Enacting data privacy law need of the hour
The new draft of digital data privacy law aims to keep the Indian data safe and secure.
The new draft of digital data privacy law aims to keep the Indian data safe and secure. There are many initiatives which address the concerns of the industry. According to the Ministry of Electronics and IT (MeitY), the new draft strikes a delicate balance between the needs of the industry and the Supreme Court's ruling on privacy as a fundamental right. Taking these factors into account, reasonable restrictions have also been imposed. Firstly, the draft law proposes to ease data storage law. In a significant relief to global technology giants including Meta, Google, and Amazon among others; the draft law proposes to allow storage of Indian data in other friendly countries.
The government will "notify such countries or territories outside India to which a data fiduciary may transfer personal data" after receiving the feedback from the public. Similarly, the draft proposes a penalty of up to Rs 250 crore in case the data fiduciary or data processor fails to protect against personal data breaches. Penalties can go up to Rs 500 crore for violating various provisions of the proposed law.
Similar to Europe's general data protection regulation (GDPR), the proposed bill will apply to entities operating in the country along with for companies processing the data of Indian citizens. However, there are also red flags raised by experts. The bill proposes to provide wide-ranging exemptions to the centre and its agencies with little safeguards. Many feel that this is one of the major concern areas wherein personal data can be assessed by public authorities with little restrictions. The government argued that "national and public interest is at times greater than the interest of an individual", justifying the need for such exemptions. As the government is the biggest user of data, broad exemptions proposed in the draft can defeat the very purpose of privacy. Moreover, the bill doesn't cover data stored in non-digital format.

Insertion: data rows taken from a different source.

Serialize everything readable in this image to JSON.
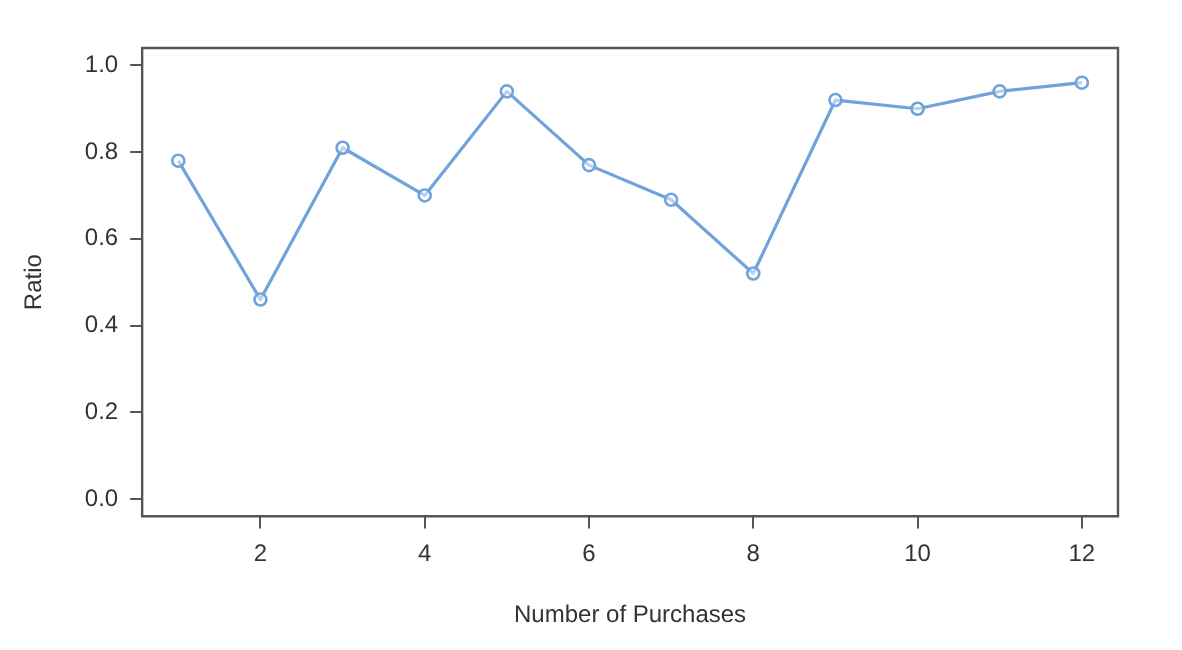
{
  "chart_data": {
    "type": "line",
    "xlabel": "Number of Purchases",
    "ylabel": "Ratio",
    "x": [
      1,
      2,
      3,
      4,
      5,
      6,
      7,
      8,
      9,
      10,
      11,
      12
    ],
    "series": [
      {
        "color": "#6fa3dc",
        "values": [
          0.78,
          0.46,
          0.81,
          0.7,
          0.94,
          0.77,
          0.69,
          0.52,
          0.92,
          0.9,
          0.94,
          0.96
        ]
      }
    ],
    "xlim": [
      0.56,
      12.44
    ],
    "xticks": [
      2,
      4,
      6,
      8,
      10,
      12
    ],
    "ylim": [
      -0.04,
      1.04
    ],
    "yticks": [
      {
        "value": 0,
        "label": "0.0"
      },
      {
        "value": 0.2,
        "label": "0.2"
      },
      {
        "value": 0.4,
        "label": "0.4"
      },
      {
        "value": 0.6,
        "label": "0.6"
      },
      {
        "value": 0.8,
        "label": "0.8"
      },
      {
        "value": 1,
        "label": "1.0"
      }
    ],
    "grid": false,
    "legend": false,
    "marker": "circle",
    "line_style": "solid"
  }
}
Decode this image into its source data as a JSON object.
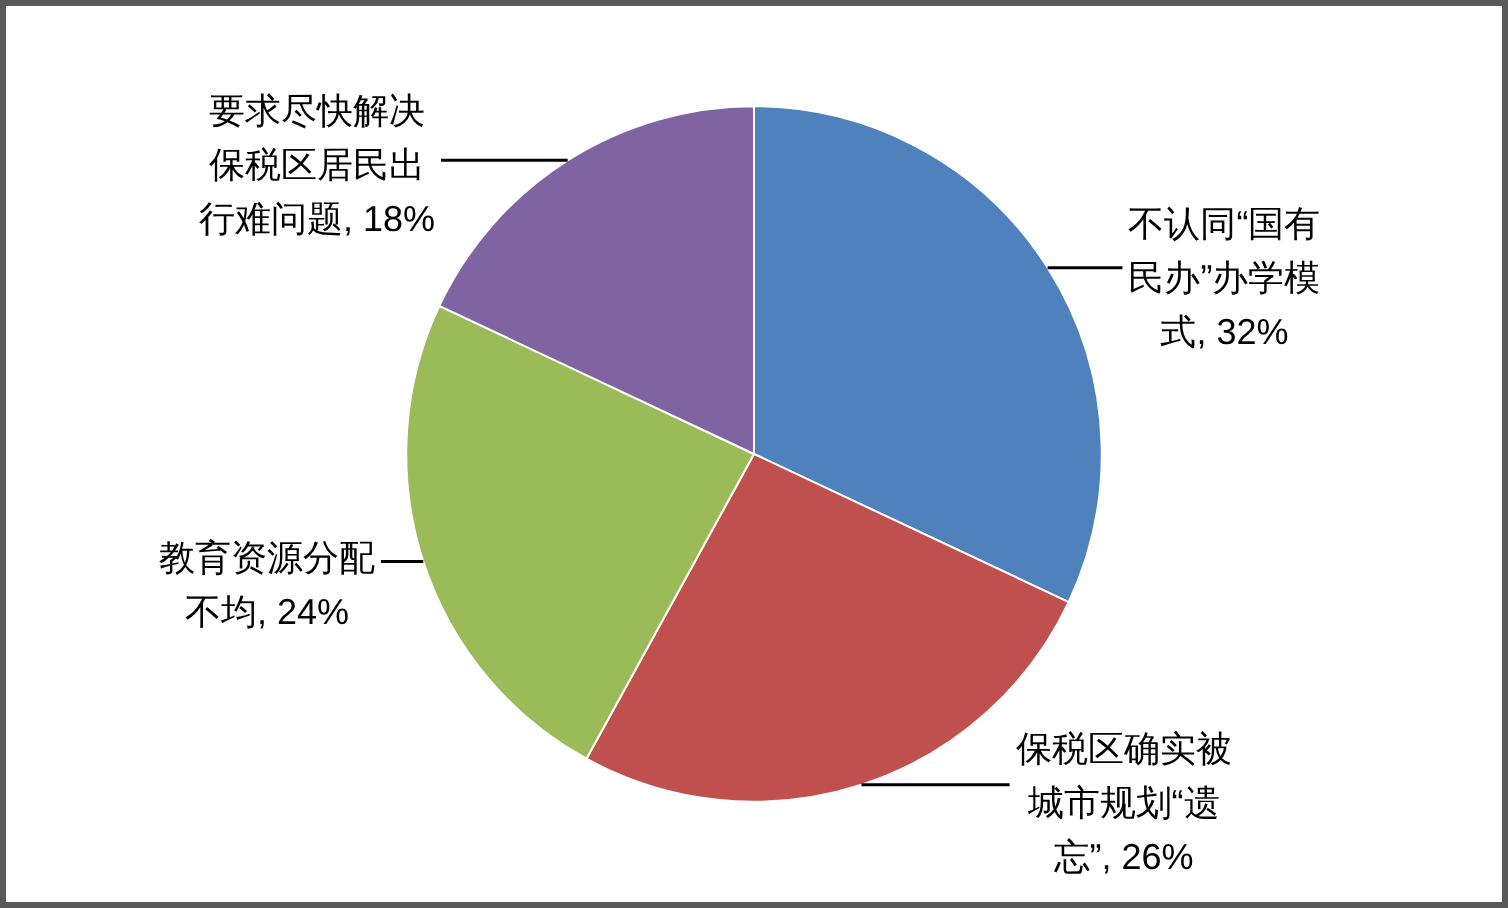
{
  "chart_data": {
    "type": "pie",
    "categories": [
      "不认同“国有民办”办学模式",
      "保税区确实被城市规划“遗忘”",
      "教育资源分配不均",
      "要求尽快解决保税区居民出行难问题"
    ],
    "values": [
      32,
      26,
      24,
      18
    ],
    "colors": [
      "#4f81bd",
      "#c0504d",
      "#9bbb59",
      "#8064a2"
    ],
    "value_labels": [
      "32%",
      "26%",
      "24%",
      "18%"
    ]
  }
}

As much of data collected in rural areas in physical format, there is a scope for public authorities to escape the scrutiny. It is also worth noting that the new bill has just 30 clauses compared to the more than 90 in the previous one. Therefore, a lot of operational details have been left to subsequent rule-making. It raises fear about the possibility of more relaxation for government authorities. Moreover, penalty is proposed to be imposed on companies without taking into account their turnovers.
So, the draft bill is a mixed bag with both hits and misses. On one hand, it takes care of the industry concerns on data storage, it proposes to provide sweeping powers to the government bodies on the other hand. Of course, the bill is currently under public consultations and is likely to inculcate the changes proposed by the general public. Given the complexity of India, it is necessary that the country formalises the privacy act as soon as possible. In a digital world, any further delay to legislate a privacy law will endanger Indian data. Cyberbreaches and subsequent loss of money by both enterprises and individuals have risen in alarming proportions in recent years.
Therefore, it will be better if the lawmakers can finalise the law at the earliest.